Employer A: Given your $60,000 salary, if you contribute the maximum amount ($3000) each year, your employer has to match it so your employer pays you an annual salary of $63,000 total.

Employer B: Given your $63,000 salary, and an employer who pays nothing into your 403b in year 1 of the job, your salary remains at $63,000 in year 1. In year 2 on the job, if you contribute $1200, your employer must contribute $600, bringing your year 2 annual salary to $63,600. Looks good right? Keep reading.

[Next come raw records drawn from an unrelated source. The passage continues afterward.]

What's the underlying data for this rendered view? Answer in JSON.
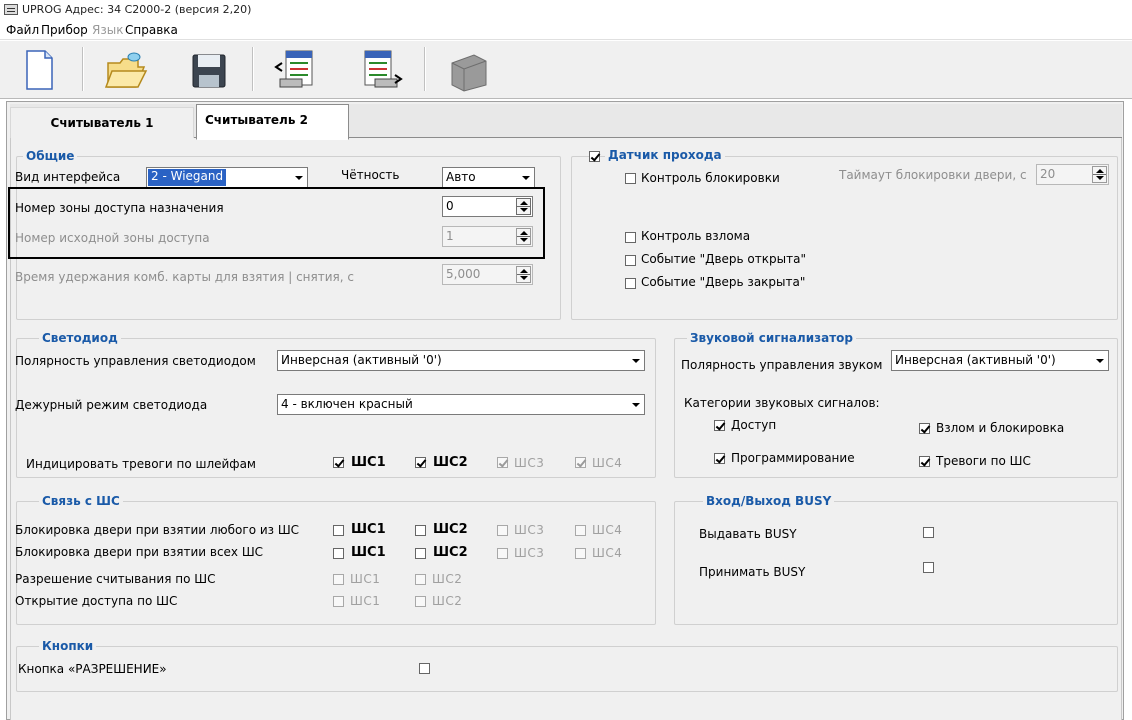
{
  "window": {
    "title": "UPROG Адрес: 34 С2000-2 (версия 2,20)"
  },
  "menu": [
    "Файл",
    "Прибор",
    "Язык",
    "Справка"
  ],
  "toolbar": {
    "buttons": [
      "new-document-icon",
      "open-folder-icon",
      "save-floppy-icon",
      "read-device-icon",
      "write-device-icon",
      "device-icon"
    ]
  },
  "tabs": [
    "Считыватель 1",
    "Считыватель 2"
  ],
  "general": {
    "title": "Общие",
    "interface_label": "Вид интерфейса",
    "interface_value": "2 - Wiegand",
    "parity_label": "Чётность",
    "parity_value": "Авто",
    "dest_zone_label": "Номер зоны доступа назначения",
    "dest_zone_value": "0",
    "src_zone_label": "Номер исходной зоны доступа",
    "src_zone_value": "1",
    "hold_time_label": "Время удержания комб. карты для взятия | снятия, с",
    "hold_time_value": "5,000"
  },
  "door_sensor": {
    "title": "Датчик прохода",
    "checked": true,
    "block_control": "Контроль блокировки",
    "timeout_label": "Таймаут блокировки двери, с",
    "timeout_value": "20",
    "break_control": "Контроль взлома",
    "event_open": "Событие \"Дверь открыта\"",
    "event_closed": "Событие \"Дверь закрыта\""
  },
  "led": {
    "title": "Светодиод",
    "polarity_label": "Полярность управления светодиодом",
    "polarity_value": "Инверсная (активный '0')",
    "standby_label": "Дежурный режим светодиода",
    "standby_value": "4 - включен красный",
    "alarms_label": "Индицировать тревоги по шлейфам",
    "loops": [
      {
        "label": "ШС1",
        "checked": true,
        "enabled": true
      },
      {
        "label": "ШС2",
        "checked": true,
        "enabled": true
      },
      {
        "label": "ШС3",
        "checked": true,
        "enabled": false
      },
      {
        "label": "ШС4",
        "checked": true,
        "enabled": false
      }
    ]
  },
  "buzzer": {
    "title": "Звуковой сигнализатор",
    "polarity_label": "Полярность управления звуком",
    "polarity_value": "Инверсная (активный '0')",
    "categories_label": "Категории звуковых сигналов:",
    "access": "Доступ",
    "break_block": "Взлом и блокировка",
    "programming": "Программирование",
    "alarms": "Тревоги по ШС"
  },
  "loops_link": {
    "title": "Связь с ШС",
    "row1": "Блокировка двери при взятии любого из ШС",
    "row2": "Блокировка двери при взятии всех ШС",
    "row3": "Разрешение считывания по ШС",
    "row4": "Открытие доступа по ШС",
    "l1": "ШС1",
    "l2": "ШС2",
    "l3": "ШС3",
    "l4": "ШС4"
  },
  "busy": {
    "title": "Вход/Выход BUSY",
    "out": "Выдавать BUSY",
    "in": "Принимать BUSY"
  },
  "buttons": {
    "title": "Кнопки",
    "permit": "Кнопка «РАЗРЕШЕНИЕ»"
  }
}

In terms of total salary, it won’t matter which employer you work for in the first year, but in the second and subsequent years, if you make a maximum contribution to your plan, you’ll earn $600 more working for employer B but you will not be able to make as big a contribution to your retirement plan if you work for employer B. Assuming your investments grow equally well in a 401k and 403b, employer B’s contribution limit of $1200/year will severely restrict your retirement plan’s value, because if you work for employer B, you lose the opportunity to invest $1800 every year ($3000 - $1200) of your own money, and $2400 annually ($3000 - $600) from year 2 onward, of your employer’s money. That adds up to $4200/year starting in year 2! Employer A lets you invest more than twice as much as employer B, and employer A contributes up to $3000/year while employer B only contributes up to $600/year. If you are able to max out your contribution each year with employer A, then accepting the job with employer B would be a bad personal finance decision.

Get the Answers You Need

When considering a job offer, ask for specific information about the benefits – contribution limits, when benefits take effect, what percentage of premiums you are expected to pay, deductibles, and so on. Any decent employer will provide this information, especially if the benefits package is an enticing one.